В разбойном стане (Седерхольм 1934)/Глава 14/ДО

[71]
14-я глава.

Комната, гдѣ принимаются прибывающіе въ тюрьму арестованные, помѣщается во второмъ этажѣ.

Дежурный по тюрьмѣ, въ тюремной формѣ Чеки, при шашкѣ и револьверѣ, пробѣжалъ наскоро, переданные ему моимъ конвоиромъ документы, и далъ мнѣ для заполненія анкетныя листы.

Пока я вписывалъ въ анкету свое имя, годъ и мѣсто рожденія, подданство и т. п., въ комнату все время приводили и уводили разныхъ арестованныхъ. Я былъ въ то время очень взволнованъ и смутно помню всѣ детали этихъ моихъ первыхъ минутъ въ тюрьмѣ. Большинство арестованныхъ, судя по внѣшнему виду и манерамъ принадлежали къ интеллигентному классу.

Какъ я ни былъ взволнованъ, но всеже очень внимательно просмотрѣлъ анкету, и замѣтилъ въ ней вопросы: [72]

а) Въ чемъ обвиняетесь?

б) Врученъ ли обвинительный актъ?

я провелъ противъ вопросовъ черту. Когда дошла очередь до меня, то конвоиръ подвелъ меня къ дежурному. Послѣдовалъ опять самый тщательный обыскъ. Отобрали деньги, часы, безопасную бритву, но выдали на отобранныя деньги и вещи квитанцію.

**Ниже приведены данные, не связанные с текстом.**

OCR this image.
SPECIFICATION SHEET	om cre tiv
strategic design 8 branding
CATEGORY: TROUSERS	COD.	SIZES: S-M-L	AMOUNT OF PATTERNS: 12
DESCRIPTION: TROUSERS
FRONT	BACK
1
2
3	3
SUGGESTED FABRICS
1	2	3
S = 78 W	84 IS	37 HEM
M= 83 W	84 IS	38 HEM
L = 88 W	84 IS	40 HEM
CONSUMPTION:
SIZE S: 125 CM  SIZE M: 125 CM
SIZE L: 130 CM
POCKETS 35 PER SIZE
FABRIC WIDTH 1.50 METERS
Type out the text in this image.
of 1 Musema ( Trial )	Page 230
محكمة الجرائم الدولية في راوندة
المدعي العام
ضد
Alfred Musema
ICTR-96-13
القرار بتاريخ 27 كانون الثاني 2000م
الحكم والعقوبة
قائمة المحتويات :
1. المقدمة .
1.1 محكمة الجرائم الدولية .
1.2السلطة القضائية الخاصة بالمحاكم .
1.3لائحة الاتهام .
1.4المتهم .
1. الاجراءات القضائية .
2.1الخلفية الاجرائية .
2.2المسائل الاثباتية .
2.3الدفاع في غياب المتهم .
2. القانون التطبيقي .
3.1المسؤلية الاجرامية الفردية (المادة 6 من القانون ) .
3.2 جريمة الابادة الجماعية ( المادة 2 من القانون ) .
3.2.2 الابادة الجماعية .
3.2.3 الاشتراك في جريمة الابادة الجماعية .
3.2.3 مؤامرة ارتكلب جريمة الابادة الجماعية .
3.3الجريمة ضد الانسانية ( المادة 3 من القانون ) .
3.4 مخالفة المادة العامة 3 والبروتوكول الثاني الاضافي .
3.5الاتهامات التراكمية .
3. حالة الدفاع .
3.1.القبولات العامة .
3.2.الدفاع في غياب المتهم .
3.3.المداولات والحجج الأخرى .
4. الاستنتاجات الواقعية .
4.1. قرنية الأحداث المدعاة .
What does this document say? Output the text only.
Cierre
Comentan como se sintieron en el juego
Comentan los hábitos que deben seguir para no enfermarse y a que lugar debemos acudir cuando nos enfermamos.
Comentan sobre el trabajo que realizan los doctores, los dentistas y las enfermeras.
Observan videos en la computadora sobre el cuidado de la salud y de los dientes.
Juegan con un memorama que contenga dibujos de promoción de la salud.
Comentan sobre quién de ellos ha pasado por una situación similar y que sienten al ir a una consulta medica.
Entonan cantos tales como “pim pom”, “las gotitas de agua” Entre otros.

Просматривая анкету, дежурный спросилъ меня, почему я не указалъ причины ареста. Я на это отвѣтилъ, что не знаю истинныхъ причинъ моего ареста.

„Ну, ничего. Скоро узнаете“, успокоительно сказалъ дежурный, и отдалъ приказаніе какому-то мальчику лѣтъ 15-16-ти, въ полувоенной формѣ, куда-то меня отвести. Изъ коридора, направо вела лѣстница, по которой мы спустились внизъ, пройдя черезъ рѣшетчетую дверь съ часовымъ. Внизу, мы прошли еще одинъ караульный постъ у рѣшетчатой загородки, и пошли очень длиннымъ корридоромъ, въ которомъ царилъ полумракъ. Было очень холодно. Изъ этого корридора мы спустились нѣсколько ступеней внизъ и повернули налѣво. Передо мною открылась перспектива очень длиннаго корридора, и такого высокого, что его потолокъ терялся въ сумракѣ. По правой сторонѣ были два окна съ затемненными стеклами, а по лѣвой сторонѣ тянулся безконечный рядъ дверей окованныхъ желѣзомъ. Надъ рядомъ дверей перваго этажа, вѣрнѣе полуподвальнаго, шелъ другой рядъ такихъ же дверей, надъ ними слѣдующій, и т. д. Всего пять этажей. Каждый этажъ отдѣлялся довольно узкой желѣзной галлереей, со сквозными перилами. Въ нѣсколькихъ мѣстахъ съ галлерей спускались внизъ узкія желѣзныя лѣстницы. Въ корридорѣ стояла гробовая тишина и наши шаги раздавались эхомъ въ этомъ чудовищно громадномъ каменномъ ящикѣ.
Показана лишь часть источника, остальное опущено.